One key difference is that—Anthropic includes its technology sales conducted through cloud partners in revenue, while OpenAI does not. This makes Anthropic’s reported revenue look more attractive on paper; Anthropic responds that this aligns with standard accounting practices because the company is the principal in the transaction.
In addition, although it says it is afraid revenue won’t keep up, Anthropic has never paused compute investment.
According to Anthropic’s official disclosures, it has already signed new agreements with Google and Broadcom to obtain next-generation TPU compute capacity in the range of several gigawatts, which is expected to go live starting in 2027. The vast majority of new compute facilities will be located in the United States. Anthropic CFO Krishna Rao said this is “the most important compute investment commitment to date.”
Inference cost is another heavy burden.
Free Cash Flow Comparison Between OpenAI and Anthropic
Although ChatGPT’s consumer user revenue is relatively large, paying users make up only a small portion—meaning that most inference costs are not converted into revenue. Anthropic’s situation is slightly better: most of its revenue comes from enterprise customers.
An OpenAI spokesperson said the company supports free users to promote technology adoption, and that it can profit in ways such as advertising or converting free users into subscribers. The spokesperson emphasized that the company prioritizes growth over profit.

 03
The Predicament of Pricing Models
How large-model companies should price to avoid losses is an unsolved problem.
Luo Fuli, the head of Xiaomi’s large-model business, recently analyzed this in a post. She believes Claude Code’s subscription system is ingeniously designed, but it may not be profitable—perhaps even operating at a loss—unless Anthropic’s API profit margin can reach 10 to 20 times, which she doubts.

“In a single user query, some wrapped tools will initiate multiple rounds of low-value tool calls, and each round is a separate API request. Each request carries an extremely long context window, often exceeding 100,000 tokens. Even when caching hits, it’s still wasteful,” Luo Fuli said.
According to Luo Fuli’s calculations, the actual number of requests per query is several times that of Claude Code’s own framework. Converted into API pricing, the real cost could be dozens of times the subscription price, which is a “huge pit.”
Luo Fuli said that “before large language model companies find a way to set pricing that is both reasonable and does not result in losses, they should not blindly launch price wars.”

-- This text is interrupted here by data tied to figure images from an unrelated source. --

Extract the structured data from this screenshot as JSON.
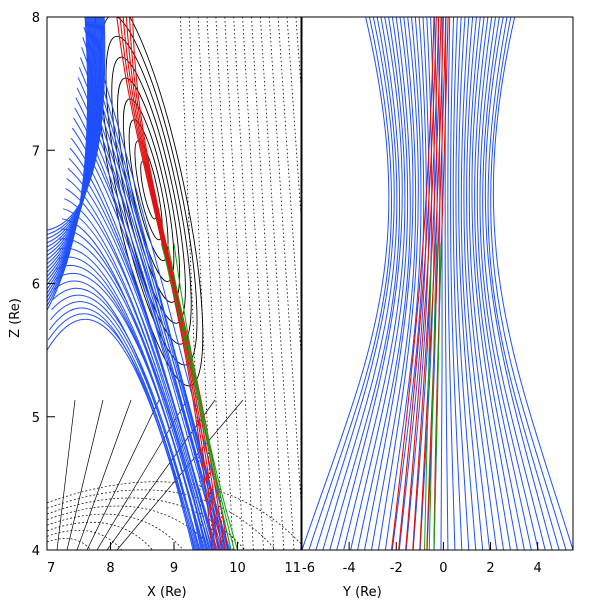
{
  "chart_data": [
    {
      "type": "line",
      "panel": "left",
      "xlabel": "X (Re)",
      "ylabel": "Z (Re)",
      "xlim": [
        7,
        11
      ],
      "ylim": [
        4,
        8
      ],
      "xticks": [
        "7",
        "8",
        "9",
        "10",
        "11"
      ],
      "yticks": [
        "4",
        "5",
        "6",
        "7",
        "8"
      ],
      "grid": false,
      "colors": {
        "field_lines": "#1f4fff",
        "red_traces": "#e01010",
        "green_traces": "#10a010",
        "contours": "#000000"
      },
      "contour_center": [
        8.6,
        6.7
      ]
    },
    {
      "type": "line",
      "panel": "right",
      "xlabel": "Y (Re)",
      "ylabel": "",
      "xlim": [
        -6,
        5.5
      ],
      "ylim": [
        4,
        8
      ],
      "xticks": [
        "-6",
        "-4",
        "-2",
        "0",
        "2",
        "4"
      ],
      "grid": false,
      "colors": {
        "field_lines": "#1f4fff",
        "red_traces": "#e01010",
        "green_traces": "#10a010"
      }
    }
  ]
}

She believes that selling Tokens at extremely low prices, while opening the door widely for third-party encapsulation tools, seems beneficial to users but is actually a trap. “Selling tokens at extremely cheap prices while opening the door to third-party harnesses looks wonderful to users, but it’s a trap. If users waste their attention on low-quality agent harnesses, unstable and slow inference services, and models downgraded to reduce costs, then in the end they still won’t accomplish anything—this is not a healthy cycle for user experience and retention.” 

04
Conclusion
Both OpenAI and Anthropic are competing for the US “top large-model stock,” and both are tied to continuous fundraising and high-stakes wagers. Both face the need to keep burning money, but their commercial returns have not yet been fully validated.
However, their situations are also clearly different.

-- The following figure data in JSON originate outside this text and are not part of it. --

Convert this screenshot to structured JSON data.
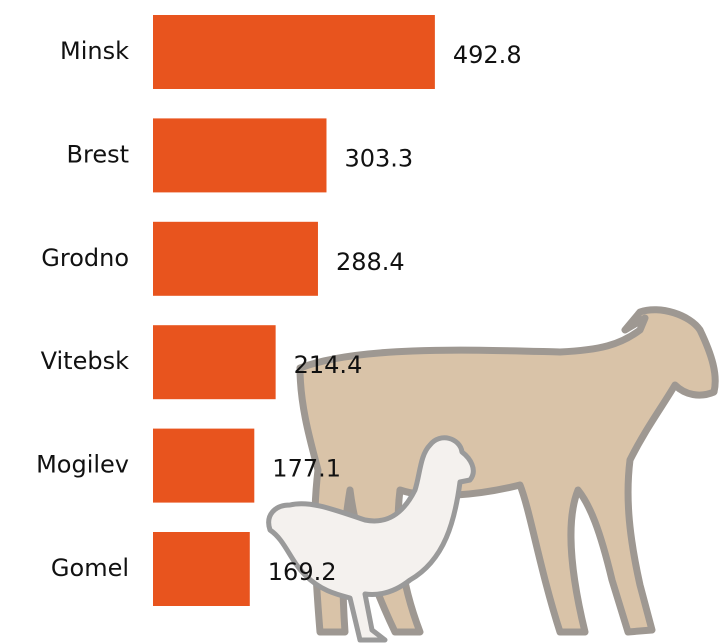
{
  "chart_data": {
    "type": "bar",
    "orientation": "horizontal",
    "categories": [
      "Minsk",
      "Brest",
      "Grodno",
      "Vitebsk",
      "Mogilev",
      "Gomel"
    ],
    "values": [
      492.8,
      303.3,
      288.4,
      214.4,
      177.1,
      169.2
    ],
    "color": "#e8541e"
  }
}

OpenAI has internal disagreements about the timing of the listing, while Anthropic needs to control compute costs as revenue grows quickly. And judging by industry buzz, Anthropic’s reputation has begun to overtake OpenAI.
It could be said that on the path of large-model exploration, no one will be the first forever. Once the technical roadmap is misjudged, it’s possible to be surpassed by competitors. Although OpenAI is the first company to unlock ChatBot AI assistants, it may not always be able to stay ahead in every business area.
In fact, from the perspective of industry health, amid steadily rising compute costs and still-mature pricing models, how to build a sustainable business model may be more important than the title of “top stock.”
But that judgment must exclude the people who tell the story.